Retraites: le Sénat critique la réforme, la majorité pointe la retraite… des sénateurs

PARIS, 17 décembre 2019 (AFP) – C’est une sorte de match dans le match: pendant que le Sénat, dominé par l’opposition de droite, critique le projet de réforme des retraites, la majorité réplique en pointant le régime de retraite « favorable » des sénateurs.

« C’est toujours désagréable quand on a un régime plus favorable de l’abandonner, sauf que c’est une survivance qui n’a aucun sens aujourd’hui », a attaqué mardi sur franceinfo Aurore Bergé, porte-parole de LREM, visant le régime autonome des sénateurs.

« Dans la réforme des retraites, l’histoire retiendra qu’il y a une grande part d’amateurisme dans ce gouvernement », accusait pratiquement au même moment sur RTL le chef de file des sénateurs LR Bruno Retailleau.

Les Républicains ont dévoilé la semaine dernière leur « contre-projet » de réforme, qui propose notamment de reporter de 62 à 65 ans l’âge de départ à la retraite.

Mais en marge du débat sur une réforme qui concerne l’ensemble des Français, se joue aussi celle de la retraite des sénateurs, longtemps très avantageuse.

« Le système universel s’appliquera aussi aux parlementaires – députés et sénateurs – ainsi qu’aux membres du Conseil économique social et environnemental », avait posé l’ex « M. Retraite » Jean-Paul Delevoye, dès juillet dernier.

« Le système sera le même pour tous les Français, sans exception. Ce sera notamment le cas pour le personnel politique », a réaffirmé la semaine dernière Edouard Philippe, soulignant que « les règles ont déjà beaucoup convergé », notamment pour les ministres et les députés. Depuis le 1er janvier 2018, le régime de retraite de ces derniers est ainsi aligné sur celui des fonctionnaires.

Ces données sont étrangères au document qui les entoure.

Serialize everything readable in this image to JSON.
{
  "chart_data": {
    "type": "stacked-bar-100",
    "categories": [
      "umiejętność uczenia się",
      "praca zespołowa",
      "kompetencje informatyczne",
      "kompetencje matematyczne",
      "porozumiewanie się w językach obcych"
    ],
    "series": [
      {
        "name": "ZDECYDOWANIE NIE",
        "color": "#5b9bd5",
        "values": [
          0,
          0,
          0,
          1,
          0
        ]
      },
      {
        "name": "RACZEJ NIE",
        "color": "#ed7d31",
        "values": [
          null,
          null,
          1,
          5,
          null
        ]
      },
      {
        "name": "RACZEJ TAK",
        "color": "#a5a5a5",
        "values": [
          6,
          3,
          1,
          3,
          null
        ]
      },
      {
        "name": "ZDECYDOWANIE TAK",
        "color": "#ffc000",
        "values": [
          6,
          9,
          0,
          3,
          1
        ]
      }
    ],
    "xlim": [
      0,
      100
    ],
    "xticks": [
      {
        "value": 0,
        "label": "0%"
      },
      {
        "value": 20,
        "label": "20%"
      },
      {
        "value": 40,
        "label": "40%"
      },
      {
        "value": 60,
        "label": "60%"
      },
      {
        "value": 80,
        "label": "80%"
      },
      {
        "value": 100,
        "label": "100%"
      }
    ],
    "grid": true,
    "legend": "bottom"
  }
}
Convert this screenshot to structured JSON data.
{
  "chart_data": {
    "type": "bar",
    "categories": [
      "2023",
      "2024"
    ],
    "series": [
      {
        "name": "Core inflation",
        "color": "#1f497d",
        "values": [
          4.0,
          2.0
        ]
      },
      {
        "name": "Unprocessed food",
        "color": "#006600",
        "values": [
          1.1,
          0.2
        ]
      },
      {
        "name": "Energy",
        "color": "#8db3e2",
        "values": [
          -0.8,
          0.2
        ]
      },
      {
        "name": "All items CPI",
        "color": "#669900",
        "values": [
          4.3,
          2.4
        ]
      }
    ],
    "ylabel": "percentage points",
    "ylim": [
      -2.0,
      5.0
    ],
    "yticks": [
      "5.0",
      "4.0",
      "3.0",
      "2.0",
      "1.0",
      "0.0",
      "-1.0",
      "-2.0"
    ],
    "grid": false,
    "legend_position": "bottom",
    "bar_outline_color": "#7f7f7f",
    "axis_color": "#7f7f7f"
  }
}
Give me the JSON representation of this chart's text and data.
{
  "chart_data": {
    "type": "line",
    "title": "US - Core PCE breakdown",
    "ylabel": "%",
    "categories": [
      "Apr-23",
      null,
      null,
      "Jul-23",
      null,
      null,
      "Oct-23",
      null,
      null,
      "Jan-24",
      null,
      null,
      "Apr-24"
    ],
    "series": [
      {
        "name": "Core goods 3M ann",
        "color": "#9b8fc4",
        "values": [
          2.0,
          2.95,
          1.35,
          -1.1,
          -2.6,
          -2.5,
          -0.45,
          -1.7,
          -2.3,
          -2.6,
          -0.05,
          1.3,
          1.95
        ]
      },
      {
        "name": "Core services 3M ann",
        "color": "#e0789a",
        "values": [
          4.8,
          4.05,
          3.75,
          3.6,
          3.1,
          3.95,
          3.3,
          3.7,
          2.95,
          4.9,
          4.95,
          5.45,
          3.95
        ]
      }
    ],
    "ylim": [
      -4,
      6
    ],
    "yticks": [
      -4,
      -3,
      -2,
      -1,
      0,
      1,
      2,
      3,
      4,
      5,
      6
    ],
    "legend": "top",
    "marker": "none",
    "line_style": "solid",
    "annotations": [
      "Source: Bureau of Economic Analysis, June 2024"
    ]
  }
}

Qu’en est-il au Palais du Luxembourg ?

Il y a deux semaines, Le Canard Enchaîné citait un député LREM, Florian Bachelier, premier questeur de l’Assemblée, selon qui « le président Larcher gère depuis des années le régime de retraite le plus spécial et le plus rentable de France ».

« Les sénateurs ont-ils une retraite dorée ? Faux », semble lui répondre le site de fact-checking du Sénat « infox.sénat », en détaillant le système qui leur est appliqué.

Le régime de retraite des sénateurs est un régime autonome. Créé en 1905, il possède, comme celui des avocats, des « réserves » dues « à une bonne gestion ». Mais il a évolué au fil des différentes réformes passées.

La durée de cotisation et l’âge auquel les sénateurs peuvent prétendre au versement de leur pension sont ainsi calqués sur le régime général.

– 3.850 euros en moyenne –

« Nous devons être à la même aune que les Français », a affirmé la semaine dernière le président du Sénat Gérard Larcher (LR).

Il a confirmé devant le Bureau du Sénat, comme il s’y était déjà engagé en avril 2018, que le régime des sénateurs serait adapté, dès lors que la nouvelle réforme serait promulguée.

Des assurances répétées qui n’ont pas empêché Aurore Bergé de sonner la charge mardi, estimant que personne ne pourrait comprendre que le Sénat « s’exonère » d’une réforme dans laquelle des Français « feront des efforts ».

Selon M. Larcher, le financement du régime est aujourd’hui assuré pour « 12% » par les cotisations des sénateurs et pour « 31% par la cotisation employeur, à comparer aux 74% que l’Etat apporte pour les autres régimes ». Le reste est prélevé sur les revenus des actifs financiers de la caisse.

« Le Premier ministre a dit qu’il ne ferait pas de hold-up ou de main basse sur les caisses autonomes », a aussi souligné le président du Sénat.

« C’est un régime tout à fait transparent », assure encore le président du groupe centriste Hervé Marseille.

M. Larcher a avancé d’autres chiffres pour tenter de couper court aux critiques: « La moyenne nette (de la pension d’un sénateur, ndlr) c’est 3.850 euros, mais la retraite par exemple d’un ingénieur en chef de la RATP c’est 6.000 euros ».

Pour les députés, le montant moyen de la pension s’élève à 3.316 euros nets, selon les services de l’Assemblée.